Javascript libraries handling keyboard events?

I was just peeking at the BSD licensed YAHOO.util.Event library, wondering when there will show up a Javascript library that wraps keyboard event handling, taking key repeat into consideration. (This post is one ideal spot to announce and market your such a library, should you write or have happen upon one.)

The Google Maps API (v1) has most of this, but doesn't expose it to user level, and especially not so with real names for identifiers, documentation or any other bits to make it usable for an applications level developer.

To interface the keyboard as a control device for an application, you basically want these features:

  • keydown, keyup and keypress event callbacks for specific keys, keypress being fired on consecutive keydown and keyup events for the key in question, and not being fired by the host operating system's keyrepeat features

  • not triggering said callbacks when some text input field has keyboard focus

  • a query method to ask whether a specific key is in pressed down now.

  • a query method to ask what keys are in pressed down state now

  • a symbolic key name handling abstraction, to rid your code of unreadable key code constants

  • additional bonus points for allowing polling consumption of keypress events rather than just by way of fired callbacks right when the event is fired
Note that I am not talking about custom text input controls now; that is a separate use case issue the HTML input and textarea tags should hopefully suffice for, even though I know they don't as soon as you want to do anything advanced, such as handling selections, cut and paste and the like. I leave any such issues now, though; this article only concerns keyboard controls for full screen type applications, such as games for instance, or presentations.
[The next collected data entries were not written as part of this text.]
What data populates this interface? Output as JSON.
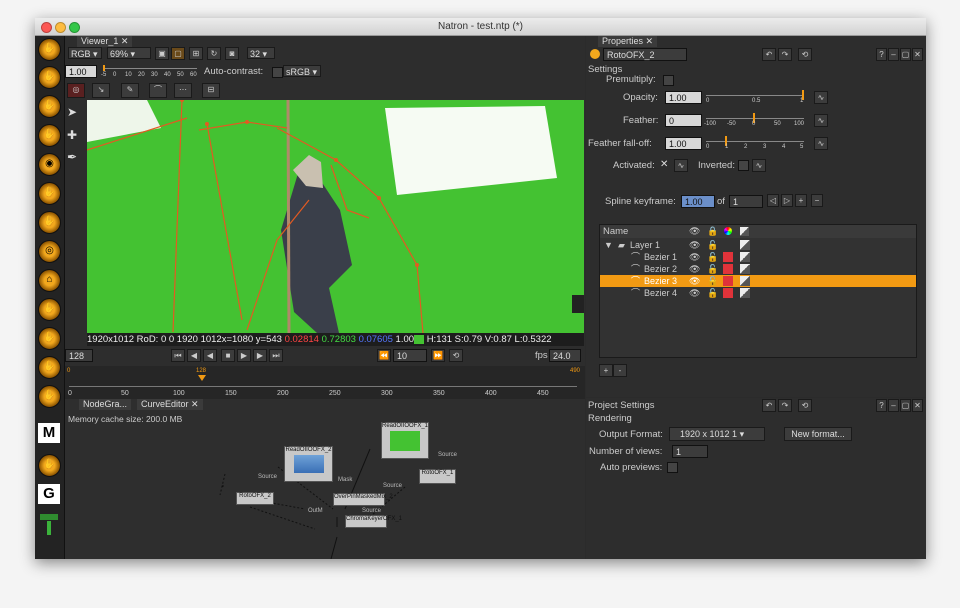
{
  "window": {
    "title": "Natron - test.ntp (*)"
  },
  "left_toolbar": {
    "items": [
      "M",
      "G"
    ]
  },
  "viewer": {
    "tab_label": "Viewer_1",
    "channels": "RGB",
    "zoom": "69%",
    "bit_depth": "32",
    "gain": "1.00",
    "gain_ticks": [
      "-5",
      "0",
      "10",
      "20",
      "30",
      "40",
      "50",
      "60"
    ],
    "autocontrast_label": "Auto-contrast:",
    "colorspace": "sRGB",
    "info_res": "1920x1012",
    "info_rod": "RoD: 0 0 1920 1012",
    "info_xy": "x=1080 y=543",
    "info_r": "0.02814",
    "info_g": "0.72803",
    "info_b": "0.07605",
    "info_a": "1.00",
    "info_hsv": "H:131 S:0.79 V:0.87 L:0.5322",
    "frame": "128",
    "increment": "10",
    "fps_label": "fps",
    "fps": "24.0",
    "timeline_start": "0",
    "timeline_end": "490",
    "timeline_current": "128",
    "timeline_ticks": [
      "0",
      "50",
      "100",
      "150",
      "200",
      "250",
      "300",
      "350",
      "400",
      "450"
    ]
  },
  "bottom_left": {
    "tab_nodegraph": "NodeGra...",
    "tab_curve": "CurveEditor",
    "memory": "Memory cache size: 200.0 MB",
    "nodes": {
      "read1": "ReadOIIOOFX_2",
      "read2": "ReadOIIOOFX_1",
      "roto1": "RotoOFX_2",
      "roto2": "RotoOFX_1",
      "merge": "OverPinMaskedMix_2",
      "keyer": "ChromaKeyerOFX_1"
    },
    "edge_labels": {
      "source1": "Source",
      "mask": "Mask",
      "outm": "OutM",
      "source2": "Source",
      "source3": "Source",
      "source4": "Source"
    }
  },
  "properties": {
    "tab_label": "Properties",
    "node_name": "RotoOFX_2",
    "settings_label": "Settings",
    "premultiply_label": "Premultiply:",
    "opacity_label": "Opacity:",
    "opacity": "1.00",
    "opacity_ticks": [
      "0",
      "0.5",
      "1"
    ],
    "feather_label": "Feather:",
    "feather": "0",
    "feather_ticks": [
      "-100",
      "-50",
      "0",
      "50",
      "100"
    ],
    "falloff_label": "Feather fall-off:",
    "falloff": "1.00",
    "falloff_ticks": [
      "0",
      "1",
      "2",
      "3",
      "4",
      "5"
    ],
    "activated_label": "Activated:",
    "inverted_label": "Inverted:",
    "spline_label": "Spline keyframe:",
    "spline_value": "1.00",
    "spline_of": "of",
    "spline_total": "1",
    "table_header": "Name",
    "layers": [
      {
        "name": "Layer 1",
        "indent": 0
      },
      {
        "name": "Bezier 1",
        "indent": 1
      },
      {
        "name": "Bezier 2",
        "indent": 1
      },
      {
        "name": "Bezier 3",
        "indent": 1
      },
      {
        "name": "Bezier 4",
        "indent": 1
      }
    ],
    "selected_index": 3,
    "add_label": "+",
    "remove_label": "-"
  },
  "project_settings": {
    "title": "Project Settings",
    "rendering_label": "Rendering",
    "output_format_label": "Output Format:",
    "output_format": "1920 x 1012  1",
    "new_format": "New format...",
    "views_label": "Number of views:",
    "views": "1",
    "autopreviews_label": "Auto previews:"
  },
  "colors": {
    "accent": "#f2a81d",
    "green_screen": "#44c232",
    "roto_line": "#e35a22",
    "selected_row": "#f29a13",
    "red_swatch": "#e0333a"
  }
}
Google Maps is an excellent example of an application that makes good use for these controls. When run with keyboard controls on, you can pan the map using the arrow keys, for instance, or whole pages using Page Up, Page Down, Home and End. (The Maps API does not enable this by default, but you can add them fairly easily add it -- if I remember correctly, it's done using map.registerKeyHandlers(window.document).)

A naïve implementation, registering with the DOM to receive keypress all events, would buffer up a busload of keypresses (due to key repeat, as set up in the end user's operating system) when a user keeps an arrow key down to scroll the map continuously, and keep processing queued-up events for some length of time after the user releases the key, which is clearly not what you want. Similarly, an application for a set top box interface I wrote at work last year, where icons scroll into view on pressing the remote control keys for "next" and "previous", had the same problem:

  • If you tap a key four times, you expect an action to be performed four times.

  • If you keep a key pressed, you expect some action to be performed continuously until you let go of the key
A keyboard handling library should leverage this mode of operation expected by the user, enabling you to easily realize that model. It is neither trivial nor very difficult, but it does need some base support along the lines of those discussed above. For the sake of fleshing out the details of the APIs, let's discuss how such an application would handle input (shamelessly modelled on one that the company I work for sells; feel free to contact sales@easyview.org if interested).


Pressing right or left scrolls the next icon into focus, rolling the line of icons one step in either direction. When in a "moving" state, we react instantly to events that would reverse scroll direction, but do not process events that would move in the same direction again, until the completion of one move step. When there, we consume a keypress, if enqueued, or keep scrolling, if we were told that the key is still in a pressed state. If no keys were on the input queue, and no key was still pressed down, we stop scrolling at the icon we ended up on.

As always, the best way of encouraging the broad masses to do good user interface design, is to show how it's done, and to make doing it really easy. The first is what tutorials and articles (such as this one) do, the second what libraries do. (Finally, making it possible at all is what the W3C does.) Your help in bringing about better overall design of new things coming is greatly appreciated, whichever end of the spectrum you contribute to.